Il lui confie surtout une mission à Aubusson avec Gromaire et Dubreuil. Avec le soutien et les conseils de quelques Aubussonnais de la profession (Maingonnat, Tabard…), les trois peintres deviennent à Aubusson des "peintres-cartonniers", et ils créent chacun de nombreux modèles, remarqués par la force inédite de leur expression et par leurs gammes de couleurs. Le renouveau de la tapisserie démarre alors et Lurçat en est considéré comme le fondateur.
Émile Gilioli est l’un des chefs de file de la sculpture abstraite d’après-guerre, aux côtés de Brancusi et de Arp. Comme beaucoup de ses pairs, il s’inscrit dans le mouvement de la tapisserie de peintres abstraits.
Né à Paris dans une famille de cordonniers italiens, Émile Gilioli est très vite fasciné par le dessin et le travail des matériaux. Il reçoit une formation extrêmement complète : artisanale dans un premier temps, chez un forgeron italien et dans l’atelier d’un sculpteur spécialisé dans l’ornement des façades et des jardins à Nice, où sa famille s’installe après la Première Guerre mondiale ; puis aux Arts décoratifs de Nice et aux Beaux-Arts de Paris pour suivre les cours d’un atelier de sculpture.

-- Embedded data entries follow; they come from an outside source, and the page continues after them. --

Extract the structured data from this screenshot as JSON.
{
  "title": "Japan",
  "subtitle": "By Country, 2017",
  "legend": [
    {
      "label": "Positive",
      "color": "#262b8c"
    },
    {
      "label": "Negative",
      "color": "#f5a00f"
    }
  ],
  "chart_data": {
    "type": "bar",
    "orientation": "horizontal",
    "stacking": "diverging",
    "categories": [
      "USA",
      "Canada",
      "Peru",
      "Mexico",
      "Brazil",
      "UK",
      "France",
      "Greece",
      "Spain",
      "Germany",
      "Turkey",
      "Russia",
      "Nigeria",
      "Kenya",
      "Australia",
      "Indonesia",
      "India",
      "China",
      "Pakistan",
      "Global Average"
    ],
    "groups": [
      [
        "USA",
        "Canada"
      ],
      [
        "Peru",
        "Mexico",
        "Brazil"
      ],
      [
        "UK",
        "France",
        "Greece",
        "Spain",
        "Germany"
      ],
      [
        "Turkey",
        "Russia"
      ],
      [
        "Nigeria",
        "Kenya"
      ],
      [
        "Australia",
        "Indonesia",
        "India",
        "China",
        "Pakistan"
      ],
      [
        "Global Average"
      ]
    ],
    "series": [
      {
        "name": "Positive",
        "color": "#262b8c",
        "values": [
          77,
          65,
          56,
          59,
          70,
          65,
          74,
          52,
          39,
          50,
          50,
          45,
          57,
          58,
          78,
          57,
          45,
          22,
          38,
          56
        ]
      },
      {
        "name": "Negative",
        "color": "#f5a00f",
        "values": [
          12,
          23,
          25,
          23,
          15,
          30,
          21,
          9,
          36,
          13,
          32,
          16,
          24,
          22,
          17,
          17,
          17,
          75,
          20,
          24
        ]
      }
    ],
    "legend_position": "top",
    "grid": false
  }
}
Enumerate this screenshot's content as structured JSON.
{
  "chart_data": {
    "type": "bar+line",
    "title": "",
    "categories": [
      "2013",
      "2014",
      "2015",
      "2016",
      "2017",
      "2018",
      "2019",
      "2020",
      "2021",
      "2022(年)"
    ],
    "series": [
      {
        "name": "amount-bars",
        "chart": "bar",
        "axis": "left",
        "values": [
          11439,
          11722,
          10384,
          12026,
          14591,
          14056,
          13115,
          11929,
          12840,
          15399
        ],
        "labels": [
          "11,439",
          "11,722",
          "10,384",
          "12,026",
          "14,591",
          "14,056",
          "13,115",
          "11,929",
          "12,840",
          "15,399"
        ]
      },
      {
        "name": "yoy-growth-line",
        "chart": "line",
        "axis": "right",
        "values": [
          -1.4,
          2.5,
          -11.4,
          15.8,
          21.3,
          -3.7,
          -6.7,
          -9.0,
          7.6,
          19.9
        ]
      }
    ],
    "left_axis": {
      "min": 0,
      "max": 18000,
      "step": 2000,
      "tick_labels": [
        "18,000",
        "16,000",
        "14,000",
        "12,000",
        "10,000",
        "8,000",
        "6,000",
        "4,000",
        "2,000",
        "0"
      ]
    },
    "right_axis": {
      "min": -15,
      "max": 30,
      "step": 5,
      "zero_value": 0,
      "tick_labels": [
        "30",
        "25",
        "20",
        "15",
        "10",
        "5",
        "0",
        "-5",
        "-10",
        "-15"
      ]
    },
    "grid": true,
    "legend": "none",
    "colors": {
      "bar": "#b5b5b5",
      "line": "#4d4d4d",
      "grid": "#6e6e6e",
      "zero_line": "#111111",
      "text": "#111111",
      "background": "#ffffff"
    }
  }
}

Installé à Grenoble en 1940, il rencontre l’artiste Pierre-André Farcy (dit Andry-Farcy), alors conservateur du musée des Beaux-Arts de Grenoble. Il approfondit avec lui sa connaissance de l’art contemporain et notamment de la peinture abstraite et du cubisme. Inspiré à la fois de la statuaire grecque et de l’ancienne Egypte, et du cubisme, son style lui vaut de réaliser nombre de commandes publiques, destinées, entre autres, à quelques hauts lieux de la Résistance dans la région de Grenoble.
En 1949, il est nommé vice-président du groupe Espace animé par Bloc, Léger et Le Corbusier. Ayant rejoint les "poulains" de la galerie Denise René – qui amène son groupe de peintres abstraits à la peinture de cartons de tapisserie, tissés pour la plupart par l’atelier Tabard –, Gilioli rencontre Raymond Picaud, lissier à Aubusson, et s’essaie à l’art de la tapisserie.

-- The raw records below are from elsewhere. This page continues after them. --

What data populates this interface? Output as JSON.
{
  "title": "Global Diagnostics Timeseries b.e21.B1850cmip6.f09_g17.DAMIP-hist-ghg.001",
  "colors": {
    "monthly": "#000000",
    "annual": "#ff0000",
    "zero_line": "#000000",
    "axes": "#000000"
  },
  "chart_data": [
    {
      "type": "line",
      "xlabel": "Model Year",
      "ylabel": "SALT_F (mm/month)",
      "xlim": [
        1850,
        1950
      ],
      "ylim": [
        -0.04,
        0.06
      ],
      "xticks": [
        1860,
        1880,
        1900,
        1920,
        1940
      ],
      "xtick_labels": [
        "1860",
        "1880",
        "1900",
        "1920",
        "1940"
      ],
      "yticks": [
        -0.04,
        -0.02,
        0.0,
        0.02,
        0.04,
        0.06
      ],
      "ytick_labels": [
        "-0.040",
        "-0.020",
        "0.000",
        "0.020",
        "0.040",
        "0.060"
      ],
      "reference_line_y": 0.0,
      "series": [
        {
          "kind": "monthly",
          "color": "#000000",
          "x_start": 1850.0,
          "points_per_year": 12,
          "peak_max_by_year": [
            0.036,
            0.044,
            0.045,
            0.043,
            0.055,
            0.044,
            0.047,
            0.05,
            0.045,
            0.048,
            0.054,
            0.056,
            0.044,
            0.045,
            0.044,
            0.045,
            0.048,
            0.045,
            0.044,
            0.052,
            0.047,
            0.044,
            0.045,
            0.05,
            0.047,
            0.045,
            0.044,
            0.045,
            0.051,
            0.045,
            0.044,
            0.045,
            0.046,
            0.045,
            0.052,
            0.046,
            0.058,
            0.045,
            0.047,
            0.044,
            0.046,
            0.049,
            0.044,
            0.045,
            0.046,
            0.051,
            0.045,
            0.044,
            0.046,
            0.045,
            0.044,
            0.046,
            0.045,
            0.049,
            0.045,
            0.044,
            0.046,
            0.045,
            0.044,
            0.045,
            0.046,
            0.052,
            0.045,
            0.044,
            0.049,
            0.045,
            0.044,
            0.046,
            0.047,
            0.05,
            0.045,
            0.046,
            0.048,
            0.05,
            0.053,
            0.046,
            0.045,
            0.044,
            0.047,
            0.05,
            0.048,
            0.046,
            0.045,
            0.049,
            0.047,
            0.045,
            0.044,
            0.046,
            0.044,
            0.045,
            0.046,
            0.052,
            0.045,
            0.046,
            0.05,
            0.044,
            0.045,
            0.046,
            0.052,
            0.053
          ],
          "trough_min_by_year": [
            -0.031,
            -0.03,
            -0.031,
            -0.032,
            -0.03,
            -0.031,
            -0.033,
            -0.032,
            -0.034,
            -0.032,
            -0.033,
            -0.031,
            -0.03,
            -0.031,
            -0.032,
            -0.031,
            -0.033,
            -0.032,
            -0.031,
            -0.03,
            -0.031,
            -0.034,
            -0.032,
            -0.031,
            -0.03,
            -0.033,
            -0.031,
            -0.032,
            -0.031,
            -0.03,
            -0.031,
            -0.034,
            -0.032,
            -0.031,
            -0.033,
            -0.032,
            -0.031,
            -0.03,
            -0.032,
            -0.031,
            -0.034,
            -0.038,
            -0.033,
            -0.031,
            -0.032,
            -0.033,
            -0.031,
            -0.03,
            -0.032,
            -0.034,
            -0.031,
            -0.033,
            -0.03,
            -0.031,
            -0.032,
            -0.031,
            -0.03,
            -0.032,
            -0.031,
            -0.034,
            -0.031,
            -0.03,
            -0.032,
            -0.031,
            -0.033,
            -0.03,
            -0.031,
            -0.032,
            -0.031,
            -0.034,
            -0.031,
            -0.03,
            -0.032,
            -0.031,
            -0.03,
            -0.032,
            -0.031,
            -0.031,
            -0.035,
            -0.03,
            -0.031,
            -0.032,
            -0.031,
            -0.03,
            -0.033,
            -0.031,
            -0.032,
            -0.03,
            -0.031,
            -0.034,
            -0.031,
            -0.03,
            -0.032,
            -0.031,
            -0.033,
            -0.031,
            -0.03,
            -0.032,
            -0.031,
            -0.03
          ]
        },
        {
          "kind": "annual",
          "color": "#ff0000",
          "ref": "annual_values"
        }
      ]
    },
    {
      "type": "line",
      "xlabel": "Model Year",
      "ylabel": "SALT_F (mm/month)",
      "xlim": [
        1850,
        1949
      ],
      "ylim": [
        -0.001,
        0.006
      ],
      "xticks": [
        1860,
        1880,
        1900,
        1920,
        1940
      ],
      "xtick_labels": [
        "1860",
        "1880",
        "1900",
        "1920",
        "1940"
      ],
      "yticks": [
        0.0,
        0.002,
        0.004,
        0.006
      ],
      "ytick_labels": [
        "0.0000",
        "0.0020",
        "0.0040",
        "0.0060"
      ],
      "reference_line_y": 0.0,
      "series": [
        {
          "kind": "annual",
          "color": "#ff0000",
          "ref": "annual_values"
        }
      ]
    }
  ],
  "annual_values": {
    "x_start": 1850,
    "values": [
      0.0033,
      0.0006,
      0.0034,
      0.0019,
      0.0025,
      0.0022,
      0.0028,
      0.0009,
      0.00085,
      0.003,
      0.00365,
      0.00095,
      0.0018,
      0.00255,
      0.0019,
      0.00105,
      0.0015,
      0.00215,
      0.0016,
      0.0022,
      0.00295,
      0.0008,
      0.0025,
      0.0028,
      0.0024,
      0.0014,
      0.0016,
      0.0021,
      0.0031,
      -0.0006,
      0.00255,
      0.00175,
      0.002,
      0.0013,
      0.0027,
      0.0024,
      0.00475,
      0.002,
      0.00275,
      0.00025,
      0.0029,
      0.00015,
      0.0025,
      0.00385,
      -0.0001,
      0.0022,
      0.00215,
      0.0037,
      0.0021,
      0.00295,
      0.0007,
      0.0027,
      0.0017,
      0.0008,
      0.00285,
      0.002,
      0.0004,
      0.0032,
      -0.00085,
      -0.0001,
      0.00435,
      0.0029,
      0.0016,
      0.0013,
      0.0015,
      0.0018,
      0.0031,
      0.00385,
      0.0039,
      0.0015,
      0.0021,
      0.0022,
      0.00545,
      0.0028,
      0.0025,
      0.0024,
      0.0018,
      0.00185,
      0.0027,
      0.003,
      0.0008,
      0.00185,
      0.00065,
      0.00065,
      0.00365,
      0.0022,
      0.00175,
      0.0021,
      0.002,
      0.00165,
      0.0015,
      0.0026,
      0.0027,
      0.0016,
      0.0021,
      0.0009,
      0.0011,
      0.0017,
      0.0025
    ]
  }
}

Artiste phare de la sculpture abstraite, Gilioli reste fidèle à ses principes de sobriété, dans la forme et dans la couleur avec la laine : trait ferme et sans ornement, jeu d’oppositions entre masses blanches et noires.
Artiste issu d'une vieille famille aubussonnaise, Élie Maingonnat descend d’une longue lignée de tapissiers. Plus attiré par l'aspect graphique du métier que par le tissage artisanal, il se consacre à la peinture de cartons de tapisseries. Parallèlement à sa carrière de peintre-cartonnier, il a été directeur de l’ENAD (École Nationale d’Arts Décoratifs) d’Aubusson de 1930 à 1958.

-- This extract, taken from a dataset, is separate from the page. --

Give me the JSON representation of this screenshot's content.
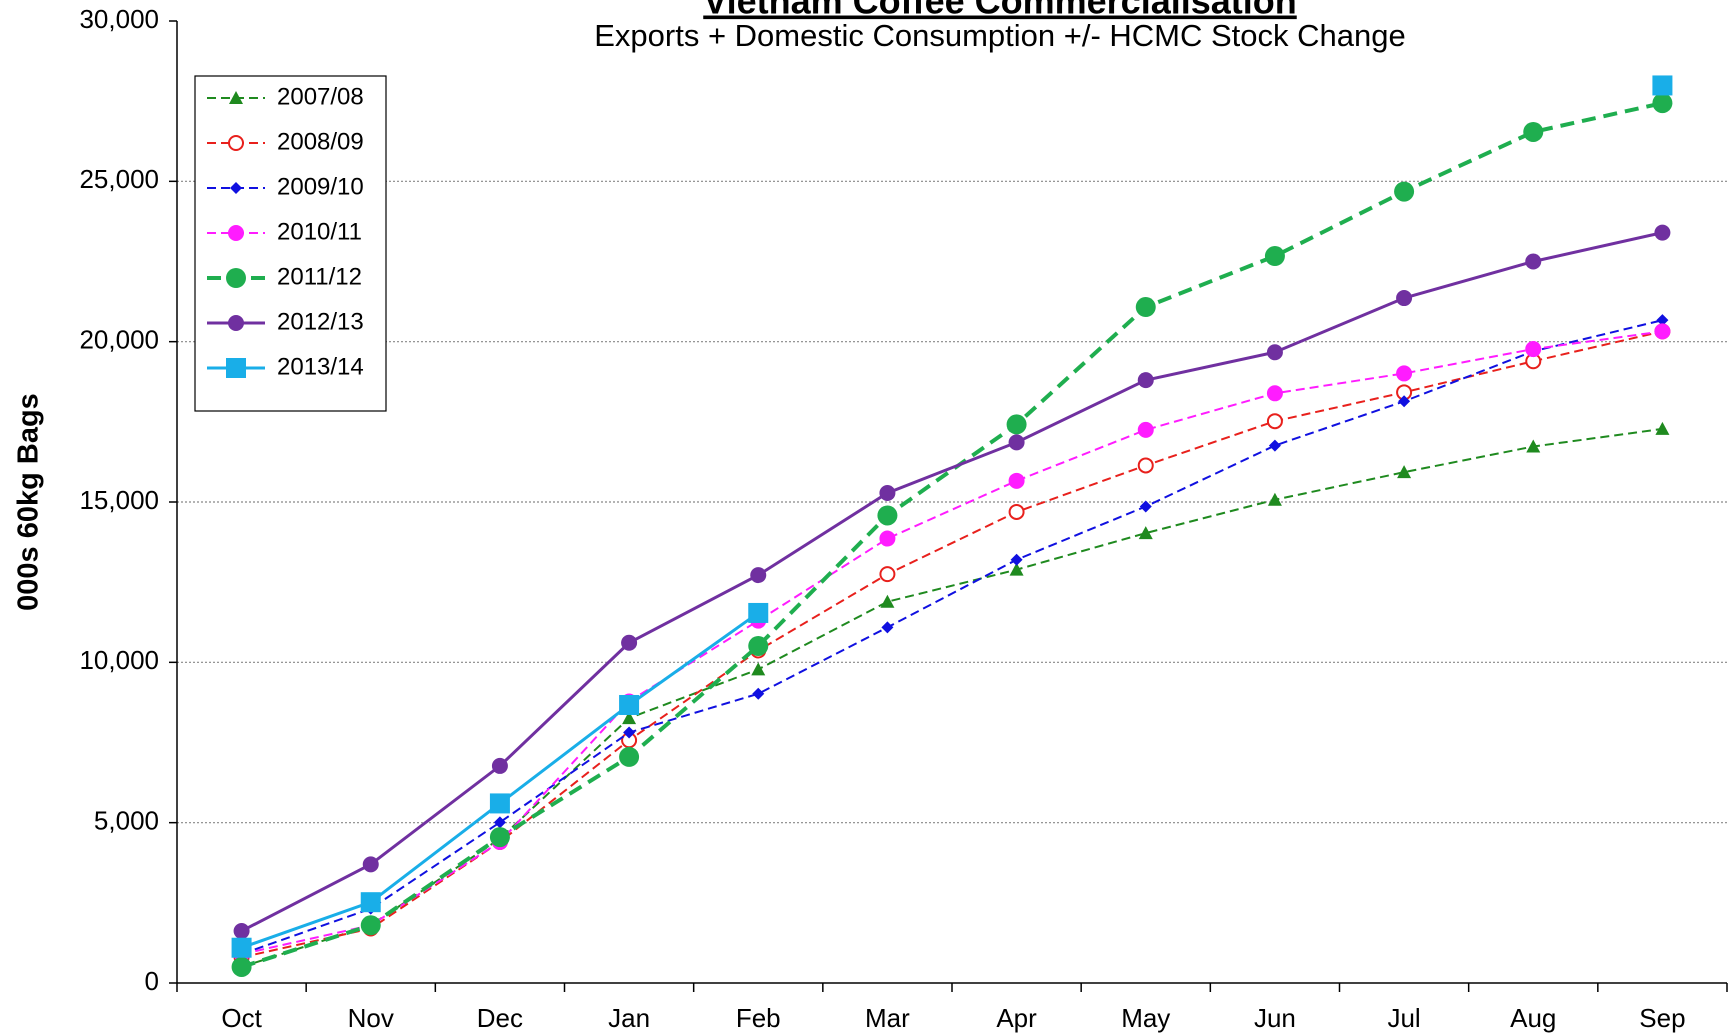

Élie Maingonnat joue un rôle important dans la période de renouveau de la tapisserie. Après une rencontre avec Jean Lurçat à Paris lors d’une exposition, il l'invite en 1937 à venir étudier la tapisserie d’Aubusson.
Ses oeuvres, toujours très composées (il a débuté sa carrière comme professeur de dessin), sont liées aux scènes de la vie rurale qu'il observe dans les villages autour d’Aubusson. Peintre du dehors, ses sujets favoris sont la végétation et la faune du Limousin. Ses modèles sont le fruit d'une exploration régulière et attentive de la nature, des paysages et des sous-bois. La Creuse, Le Thaurion (ruisseau du département), Aubusson, Les Fougères, sont des titres révélateurs. Les bordures des tapisseries qu'il dessine sont souvent animées de motifs animaliers typiques des forêts limousines (blaireaux, belettes, hermines ou huppes).
Amené à la tapisserie par Jean Lurçat, cet artiste atypique (un moine) profondément inspiré par la contemplation de la nature est l’un des peintres-cartonniers les plus féconds et les plus admirés du XXe siècle…
Après un difficile passage au collège des jésuites de Poitiers, Dom Robert (né Guy de Chaunac-Lanzac) suit des cours aux Arts décoratifs de Paris. Il entre à l’abbaye bénédictine d’En Calcat (Tarn) en 1930, grâce à ses relations avec le philosophe Jacques Maritain et le compositeur Maxime Jacob, étudie la philosophie et la théologie et est ordonné prêtre en 1937. Il se remet alors à dessiner et à peindre.
Lorsque Jean Lurçat, de passage à En Calcat, découvre les aquarelles et enluminures du moine, l’originalité et la puissance de ses œuvres le frappent ; il persuade Dom Robert de venir à Aubusson et de se mettre à l’art du peintre-cartonnier.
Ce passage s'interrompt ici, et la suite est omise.